Neither the new office nor the air-quality monitoring stations are likely to happen anytime soon. The council will still have to vote to fund the new staff position within the Department of Environmental Affairs, and for now, the parish is going to study air monitoring solutions to see if one makes sense.
"I think this is a foot in the right direction," Councilman Chris Roberts said. But, he added, "I don't want to give anyone the false pretense that we are going to have something up and running anytime soon."
Earlier in the meeting, parish Environmental Affairs Director Mike Lockwood said that even temporarily closing the landfill — considered the likely source of foul odors plaguing Waggaman, Harahan and River Ridge — would trigger enormous costs and burdensome layers of additional regulation.
The landfill collects 1,000 or more tons of garbage every day, he said. Finding another place to send that waste, plus paying extra transportation costs to the companies that pick up the trash, would be extremely expensive, he said. He added that new levels of federal and state regulations would kick in if the landfill is closed for 30 days.
And it probably wouldn’t even help alleviate any odor problems, Lockwood added.
“Closing the landfill will have no impact on eliminating fugitive emissions,” he said.
It also would not speed the repairs that are currently ongoing at the site, Lockwood said.
Those repairs include installing a new system to remove leachate, which is the water that comes in contact with buried waste. The existing leachate collection system is not working, which has flooded the wells that collect gases from the decomposing waste, in turn rendering many of them inoperable.
Eight gas wells that were not functioning in the landfill’s active section, known as Phase 4A, have been brought back online since the work at the site began, Lockwood said.
In addition, one leachate system that was emitting hydrogen sulfide fumes has been sealed.
Councilman Mark Spears, whose district includes the landfill, asked Lockwood whether the parish is working to collect penalties based on provisions in the parish’s contract with the operator, Waste Connections Inc., formerly known as IESI.
Not yet, he was told, but Chief Operating Officer Keith Conley said the parish is “posturing for litigation.”
Spears said more time seemed to have been spent on telling him why the landfill couldn’t be closed than on recouping the costs the parish is incurring as it tries to fix the problems.
Two other council members — Paul Johnston and Dominick Impastato — asked Lockwood to pass along any reports from the state’s Department of Environmental Quality as soon as they come in.
Lockwood agreed, noting that DEQ has been making “frequent” trips to the site.
Update (2:30 p.m. Thursday)
Also on Wednesday, state Rep.

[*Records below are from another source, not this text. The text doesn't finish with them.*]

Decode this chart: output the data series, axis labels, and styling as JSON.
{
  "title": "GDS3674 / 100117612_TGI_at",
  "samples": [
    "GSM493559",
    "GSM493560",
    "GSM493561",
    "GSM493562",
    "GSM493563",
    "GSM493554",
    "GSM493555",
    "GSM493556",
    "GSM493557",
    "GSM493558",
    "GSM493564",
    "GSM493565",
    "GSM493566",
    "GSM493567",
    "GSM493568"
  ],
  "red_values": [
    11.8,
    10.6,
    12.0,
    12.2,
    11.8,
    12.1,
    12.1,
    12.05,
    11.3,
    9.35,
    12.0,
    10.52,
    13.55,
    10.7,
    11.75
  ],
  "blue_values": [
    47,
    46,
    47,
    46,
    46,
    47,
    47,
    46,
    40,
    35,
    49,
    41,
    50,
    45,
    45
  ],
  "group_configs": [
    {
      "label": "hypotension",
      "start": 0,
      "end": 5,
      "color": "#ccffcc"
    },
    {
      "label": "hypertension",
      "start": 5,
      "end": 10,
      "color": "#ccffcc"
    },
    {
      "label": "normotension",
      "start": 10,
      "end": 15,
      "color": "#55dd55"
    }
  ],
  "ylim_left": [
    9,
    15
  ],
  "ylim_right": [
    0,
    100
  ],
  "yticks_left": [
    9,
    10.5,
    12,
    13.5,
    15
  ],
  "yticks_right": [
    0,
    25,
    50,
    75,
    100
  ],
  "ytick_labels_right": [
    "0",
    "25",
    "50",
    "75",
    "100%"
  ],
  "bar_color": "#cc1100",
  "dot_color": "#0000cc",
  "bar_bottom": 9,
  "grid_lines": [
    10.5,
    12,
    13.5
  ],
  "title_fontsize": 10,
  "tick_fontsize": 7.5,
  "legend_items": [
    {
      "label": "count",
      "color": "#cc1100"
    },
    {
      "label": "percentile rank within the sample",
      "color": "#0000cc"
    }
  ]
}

Kirk Talbot, R-River Ridge, said that the House Natural Resources Committee will hold a hearing to discuss the landfill at the state Capitol in Baton Rouge at 1 p.m. Sept. 12. He said the hearing, which will be open to the public, will give legislators the opportunity to question DEQ about the landfill and air quality issues.
Talbot isn't a regular member of the committee but will participate in the hearing. He said officials with the Department of Health may attend to answer questions about health concerns, though that is not confirmed yet.
Talbot arranged the hearing with Reps. Pat Connick, R-Marrero, and Robert Billiot, D-Westwego.